HARARE, March 2, (The Source) – Electrical goods manufacturer Powerspeed has seen its pre-tax profit surge by 200 percent in the four months to January 2017 on the back of increased sales chief executive Hilton Macklin told shareholders at an AGM on Thursday.
An expanded product range boosted revenue, up 10 percent over the same period last year, Macklin said.
Powerspeed did not open new branches over the period, but broadened its product offering to include plumbing, paint, automotive parts and building materials. The firm also increased its floor space from 9,000 square metres to 9,400 square metres.
Macklin said the company’s operating expenses fell by 6 percent for the four months to January 2017 relative to the same period in the prior year.

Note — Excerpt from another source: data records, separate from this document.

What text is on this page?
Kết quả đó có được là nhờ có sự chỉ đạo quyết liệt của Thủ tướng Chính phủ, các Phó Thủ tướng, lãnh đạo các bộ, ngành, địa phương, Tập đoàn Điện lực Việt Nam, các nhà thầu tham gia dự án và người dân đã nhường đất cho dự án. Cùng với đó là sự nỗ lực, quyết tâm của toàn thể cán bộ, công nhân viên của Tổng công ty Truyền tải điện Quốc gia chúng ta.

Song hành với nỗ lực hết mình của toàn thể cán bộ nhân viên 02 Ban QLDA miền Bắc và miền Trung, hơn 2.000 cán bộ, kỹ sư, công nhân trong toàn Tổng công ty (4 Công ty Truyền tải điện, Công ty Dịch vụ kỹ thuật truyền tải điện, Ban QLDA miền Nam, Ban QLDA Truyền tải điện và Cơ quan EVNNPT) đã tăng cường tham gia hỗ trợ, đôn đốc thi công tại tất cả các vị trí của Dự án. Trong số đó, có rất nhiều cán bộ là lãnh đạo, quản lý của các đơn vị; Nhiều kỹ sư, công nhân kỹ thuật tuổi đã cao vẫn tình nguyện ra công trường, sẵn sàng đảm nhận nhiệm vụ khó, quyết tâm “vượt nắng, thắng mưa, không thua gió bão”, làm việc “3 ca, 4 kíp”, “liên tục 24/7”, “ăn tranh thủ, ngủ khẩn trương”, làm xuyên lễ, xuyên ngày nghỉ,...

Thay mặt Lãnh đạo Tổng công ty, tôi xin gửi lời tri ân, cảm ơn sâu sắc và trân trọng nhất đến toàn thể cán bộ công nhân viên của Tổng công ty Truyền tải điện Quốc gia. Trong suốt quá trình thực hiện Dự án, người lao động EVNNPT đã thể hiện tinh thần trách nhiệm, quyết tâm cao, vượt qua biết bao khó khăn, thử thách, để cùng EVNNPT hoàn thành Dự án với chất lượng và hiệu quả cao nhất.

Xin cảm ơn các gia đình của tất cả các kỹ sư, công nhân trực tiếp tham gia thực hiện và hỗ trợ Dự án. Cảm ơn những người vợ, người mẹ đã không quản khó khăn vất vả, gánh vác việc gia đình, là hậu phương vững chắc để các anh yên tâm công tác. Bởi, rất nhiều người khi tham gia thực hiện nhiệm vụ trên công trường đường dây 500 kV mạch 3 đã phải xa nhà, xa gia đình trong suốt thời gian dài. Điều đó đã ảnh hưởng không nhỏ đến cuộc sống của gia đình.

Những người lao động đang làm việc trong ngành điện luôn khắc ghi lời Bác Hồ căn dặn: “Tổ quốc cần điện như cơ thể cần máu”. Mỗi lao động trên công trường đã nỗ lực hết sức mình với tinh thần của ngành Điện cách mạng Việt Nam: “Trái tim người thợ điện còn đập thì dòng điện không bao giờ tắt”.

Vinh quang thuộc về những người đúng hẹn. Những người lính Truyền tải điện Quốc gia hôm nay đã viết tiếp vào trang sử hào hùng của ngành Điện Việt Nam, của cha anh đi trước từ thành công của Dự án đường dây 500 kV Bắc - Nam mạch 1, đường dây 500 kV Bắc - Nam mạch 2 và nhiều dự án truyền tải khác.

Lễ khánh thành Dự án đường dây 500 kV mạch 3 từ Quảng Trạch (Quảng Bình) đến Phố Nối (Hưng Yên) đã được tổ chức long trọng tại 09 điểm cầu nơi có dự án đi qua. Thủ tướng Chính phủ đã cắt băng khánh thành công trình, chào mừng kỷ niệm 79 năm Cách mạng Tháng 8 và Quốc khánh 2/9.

However, Macklin said the company continues to face problems in importing products, saying the government’s import standards watchdog agent Bureau Veritas was increasing the time and cost of importing; negatively impacting inventory efficiency. He added that the company had increased the prices of the imported products due to the increased costs associated with importing.
Responding to a shareholder query on why Powerspeed had not paid a dividend since dollarisation in 2009, Macklin said the firm wanted to avoid capital calls on shareholders.
The company had, instead chosen to use internal funds to support growth.
“If you are growing in this environment, growth absorbs capital. If we could fund our stock by creditors, that’s great but we can’t, neither do local creditors have the ability to give us credit to the extent that we need, so we have to fund our own growth”, said Macklin.
Powerspeed chairman Simba Makoni promised that the company would pay dividends in the near future.
In the previous year, the company invested $1.2 million in the construction of a new branch, causing an increase in borrowings from $6.1 million to $7.1 million.